Is the Speaker involved in the District 74 primary race?

The special election for District 74 has been somewhat quiet, but apparently there has been activity behind the scenes. After the June Primary Election produced no clear winner, it became obvious that a runoff election would be necessary between Charlotte Meadows and Michael Fritz. Meadows, who has served on the Montgomery School Board and run for the legislature before, benefits from greater name identity. But Fritz, a local bankruptcy attorney, says he has the support of House Speaker Mac McCutcheon.

“The speaker (McCutcheon) is supporting me. (Steve) Raby is making phone calls on my behalf. The why, I don’t know. But the speaker is supporting me,” Fritz told The Montgomery Independent.

Steve Raby is known to political insiders, pundits and spectators as the House GOP Caucus’ top fundraiser. Supposedly, McCutcheon hired him for that purpose. Fritz says he speaks to Raby “just about every other day.”

There is an unwritten rule in the Alabama GOP that party leadership does not take sides during a Primary. During the primary election Daniel Sparkman, who served as a spokesman for Gov. Kay Ivey was one of the contenders in the primary along with Fritz and Meadows. But Sparkman came in fourth place out of six capuring only 11% of the vote. Ivey did not endorse Sparkman in the Primary. It is true that Rep. Terri Collins has donated $200 to Meadows’ campaign. Collins is chair of the House Education Policy Committee.
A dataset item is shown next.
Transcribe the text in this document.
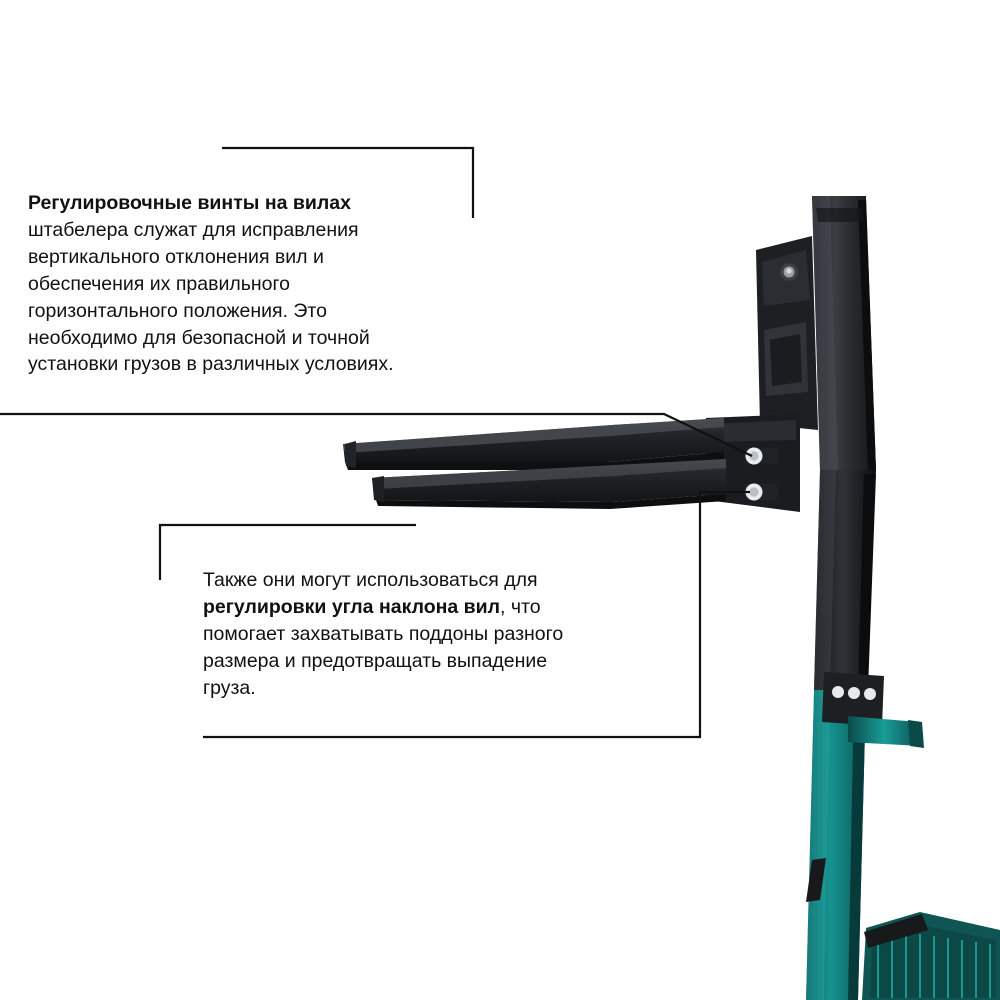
Регулировочные винты на вилах штабелера служат для исправления вертикального отклонения вил и обеспечения их правильного горизонтального положения. Это необходимо для безопасной и точной установки грузов в различных условиях.
Также они могут использоваться для регулировки угла наклона вил, что помогает захватывать поддоны разного размера и предотвращать выпадение груза.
That notwithstanding being chair of a particular committee and leading the entire Alabama House of Representatives are not comparable. Furthermore Meadows describes Collins as a friend.

There were rumors that McCutcheon was turned off from Meadows because she said she would not have supported the gasoline/driver’s license tax that was passed by the legislature in a special session earlier this year. But Meadows says that is not true.

“My position is that I would have supported the gas tax. But I believe Speaker McCuthceon has been hearing several things about me that are not true. I’m scheduled to meet with him soon and I look forward to speaking with him directly,” Meadows said. Fritz told The Montgomery Independent that he would also have voted for the gas tax.

Meadows said that she doesn’t know why Speaker McCutcheon would choose to support Fritz over her, but she also said she does not know that it is true.

“Certainly there is no evidence that the Speaker is supporting Mr. Fritz that I can see. It is not reflected on his (Fritz’s) campaign finance report,” Meadows said.

According to the most recent campaign finance reports Fritz has $4,296.32 cash on hand as compared to Meadows’ $18,778.36. Fritz says that he believes he could prevail with only another $15,000.

“I don’t think I need that much. I think I could do it for less than $15,000. It is a small district. Targeted social media is not that expensive. Also my opponent has some negatives. I’m not anti-Charlotte. I like Charlotte, but one in every four doors I knock on they say, ‘I can’t stand her. I’m going to vote for you.’ That is without even knowing who I am. I would like to raise 30 or 40 (thousand), that would make it a lot easier. But I think I can do it for 15 or 16 (thousand),” Fritz said.

If Fritz is not picky about where the money comes from he might look to the Alabama Education Association. While Meadows has enjoyed support from PACs associated with: ALFA Insurance, Alabama Forestry Association, Alabama Homebuilders Association, and Alabama Trial Lawyers Association, she is not likely to see a check from the AEA which has differing insterests, and according to Meadows different values, from her.

“Maybe Mr. Fritz can look to the AEA for campaign money, but I would not take any money from them,” Meadows said.

Fritz has only received contributions from two PACs, the Alabama Poultry Trust and SEA-PAC. Interestingly SEA-PAC’s stated purpose is to support judicial candidates in the Mobile and Baldwin County area, candidates seeking the election to the Alabama Supreme Court and candidates seeking statewide office - none of which describe Fritz’s campaign for the District 74 seat.

The runoff election will be held August 27, 2019. Normally runoff elections have lower turnout than the Primary or General elections that trigger them, but in this case Meadows says she expects the runoff will perhaps garner more voters than the primary because it will be held the same day as the Montgomery municipal elections.